Ahead of the data deluge, equity futures are little changed but with a positive bias. Treasury yields are lower, with the 10-year yield down 2 bps and just under 4.15%. For all the concerns that the latest round of rate cuts would push longer-term rates higher, it really hasn’t happened. In the commodities space, crude oil and natural gas are trading fractionally higher, while metals prices are all up by at least 1% yet again. Finally, Bitcoin, which was once the asset that just couldn’t go down, has turned into the one asset class that can’t get out of its way as it trades down by about 1% in the low $87,000 range.
In Asia overnight, major averages were little changed, and the Nikkei was up just 2 bps. Other major indices weren’t much more volatile, as South Korea was the big mover with a gain of 0.3%. In Europe, it’s a similar story as the STOXX 600 is up 0.2% as those markets are already slowing down for the Christmas holiday.
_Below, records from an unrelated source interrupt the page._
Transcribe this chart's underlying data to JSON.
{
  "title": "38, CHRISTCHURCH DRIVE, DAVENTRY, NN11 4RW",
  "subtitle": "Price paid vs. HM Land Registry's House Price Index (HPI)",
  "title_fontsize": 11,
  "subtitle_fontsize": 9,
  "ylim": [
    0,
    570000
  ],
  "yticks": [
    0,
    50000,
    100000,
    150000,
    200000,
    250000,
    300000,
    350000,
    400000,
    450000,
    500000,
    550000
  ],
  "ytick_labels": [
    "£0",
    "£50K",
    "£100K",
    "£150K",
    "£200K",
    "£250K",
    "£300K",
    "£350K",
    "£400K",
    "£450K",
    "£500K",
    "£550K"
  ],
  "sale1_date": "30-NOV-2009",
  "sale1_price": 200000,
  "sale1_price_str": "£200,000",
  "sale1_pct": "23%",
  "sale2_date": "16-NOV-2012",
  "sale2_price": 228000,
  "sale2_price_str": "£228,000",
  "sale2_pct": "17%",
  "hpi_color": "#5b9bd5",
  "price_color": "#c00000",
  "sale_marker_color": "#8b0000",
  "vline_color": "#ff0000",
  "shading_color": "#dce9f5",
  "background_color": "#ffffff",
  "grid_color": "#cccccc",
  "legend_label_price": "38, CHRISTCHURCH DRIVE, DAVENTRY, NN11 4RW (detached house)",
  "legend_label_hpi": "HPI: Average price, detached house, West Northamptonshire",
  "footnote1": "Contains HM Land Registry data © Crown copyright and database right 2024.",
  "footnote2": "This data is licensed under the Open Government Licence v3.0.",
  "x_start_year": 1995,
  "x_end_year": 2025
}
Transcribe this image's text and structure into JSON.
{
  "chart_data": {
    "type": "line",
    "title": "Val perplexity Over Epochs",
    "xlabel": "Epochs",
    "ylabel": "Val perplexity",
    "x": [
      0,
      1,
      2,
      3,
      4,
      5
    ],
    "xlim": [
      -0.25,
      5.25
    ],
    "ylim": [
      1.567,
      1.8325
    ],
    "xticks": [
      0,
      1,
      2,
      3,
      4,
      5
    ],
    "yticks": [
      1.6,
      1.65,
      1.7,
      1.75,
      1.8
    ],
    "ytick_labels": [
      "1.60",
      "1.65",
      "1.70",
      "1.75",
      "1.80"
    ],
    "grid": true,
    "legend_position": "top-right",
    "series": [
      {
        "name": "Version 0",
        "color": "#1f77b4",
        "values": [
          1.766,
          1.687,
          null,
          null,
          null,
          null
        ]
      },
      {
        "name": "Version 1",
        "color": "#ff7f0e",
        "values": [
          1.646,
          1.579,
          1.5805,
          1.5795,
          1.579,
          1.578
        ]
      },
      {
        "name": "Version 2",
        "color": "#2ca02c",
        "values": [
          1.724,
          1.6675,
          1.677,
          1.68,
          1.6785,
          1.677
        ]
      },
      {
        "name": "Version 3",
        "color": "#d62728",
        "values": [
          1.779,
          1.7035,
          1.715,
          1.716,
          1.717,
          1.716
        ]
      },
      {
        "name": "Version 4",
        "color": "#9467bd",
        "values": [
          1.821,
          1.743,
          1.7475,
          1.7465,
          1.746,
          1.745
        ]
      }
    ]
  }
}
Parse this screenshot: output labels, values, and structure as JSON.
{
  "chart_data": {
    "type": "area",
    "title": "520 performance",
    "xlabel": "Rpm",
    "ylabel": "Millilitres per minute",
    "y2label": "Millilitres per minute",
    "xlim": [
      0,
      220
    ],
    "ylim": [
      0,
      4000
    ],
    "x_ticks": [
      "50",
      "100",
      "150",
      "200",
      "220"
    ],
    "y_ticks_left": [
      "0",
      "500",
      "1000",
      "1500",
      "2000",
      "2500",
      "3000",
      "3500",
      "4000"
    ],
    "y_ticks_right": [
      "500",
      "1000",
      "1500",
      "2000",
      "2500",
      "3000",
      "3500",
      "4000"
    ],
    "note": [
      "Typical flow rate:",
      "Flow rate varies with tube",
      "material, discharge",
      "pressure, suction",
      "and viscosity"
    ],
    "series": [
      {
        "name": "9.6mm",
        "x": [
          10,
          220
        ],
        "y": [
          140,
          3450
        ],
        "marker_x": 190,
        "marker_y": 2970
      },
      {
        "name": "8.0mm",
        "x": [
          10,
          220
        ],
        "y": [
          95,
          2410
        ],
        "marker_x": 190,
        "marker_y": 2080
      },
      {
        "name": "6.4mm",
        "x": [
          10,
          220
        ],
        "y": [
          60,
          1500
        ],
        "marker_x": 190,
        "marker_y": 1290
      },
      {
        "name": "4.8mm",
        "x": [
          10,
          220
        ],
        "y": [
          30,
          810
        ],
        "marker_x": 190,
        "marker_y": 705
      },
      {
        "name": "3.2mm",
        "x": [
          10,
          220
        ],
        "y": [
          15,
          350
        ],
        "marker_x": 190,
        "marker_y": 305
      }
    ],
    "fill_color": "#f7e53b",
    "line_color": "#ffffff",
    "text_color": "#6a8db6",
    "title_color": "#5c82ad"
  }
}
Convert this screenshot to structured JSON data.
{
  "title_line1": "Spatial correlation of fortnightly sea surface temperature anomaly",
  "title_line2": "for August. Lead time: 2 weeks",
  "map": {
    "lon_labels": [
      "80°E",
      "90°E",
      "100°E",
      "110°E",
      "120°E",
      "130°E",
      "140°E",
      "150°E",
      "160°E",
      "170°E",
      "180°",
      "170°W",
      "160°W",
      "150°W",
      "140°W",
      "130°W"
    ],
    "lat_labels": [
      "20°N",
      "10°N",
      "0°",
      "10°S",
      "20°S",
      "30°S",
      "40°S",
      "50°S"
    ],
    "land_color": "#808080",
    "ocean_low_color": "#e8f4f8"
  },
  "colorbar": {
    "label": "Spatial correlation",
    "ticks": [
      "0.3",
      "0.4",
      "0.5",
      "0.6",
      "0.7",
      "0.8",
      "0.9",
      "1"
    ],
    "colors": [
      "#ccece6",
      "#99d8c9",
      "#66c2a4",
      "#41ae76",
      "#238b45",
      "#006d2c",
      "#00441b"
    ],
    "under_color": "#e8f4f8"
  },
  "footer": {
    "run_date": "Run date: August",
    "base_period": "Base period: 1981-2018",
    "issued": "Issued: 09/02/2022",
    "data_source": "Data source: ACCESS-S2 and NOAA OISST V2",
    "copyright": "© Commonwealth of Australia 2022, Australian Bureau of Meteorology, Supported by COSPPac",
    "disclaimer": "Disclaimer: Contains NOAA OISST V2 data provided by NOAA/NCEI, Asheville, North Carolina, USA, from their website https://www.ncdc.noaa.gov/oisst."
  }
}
As mentioned above, metal prices are leading the gains in commodity prices this morning, which has essentially been the case all year. As shown in the snapshot from our Trend Analyzer below, anything commodity-related that doesn’t hurt when it’s dropped on your head hasn’t had much of a year in 2025. The DB Agriculture Fund is down 3.4% in the last week, taking its YTD decline to 4.3% and putting it in extreme oversold territory. Oil prices have also declined over the last week and are down over 10% on the year. Metals prices have gone parabolic, though. While gold is ‘only’ up 69%, Platinum (PPLT) and Silver (SLV) are up pretty much twice that!
Below we show one-year charts of each of the five ETFs highlighted in the snapshot above. Starting with the soft commodities, DBA and DBO are both testing 52-week lows as we close out the year, although the weakness in DBA is a bit overstated, as yesterday’s decline was due to the ETF trading ex a 91-cent return of capital dividend. In any event, it hasn’t been a good year.
While the soft commodity ETFs are testing downside support, GLD broke above potential resistance at its late October high yesterday. Platinum and Silver were at similar junctures in the last few weeks, and once they finally broke out, they were off to the races. Will Gold follow?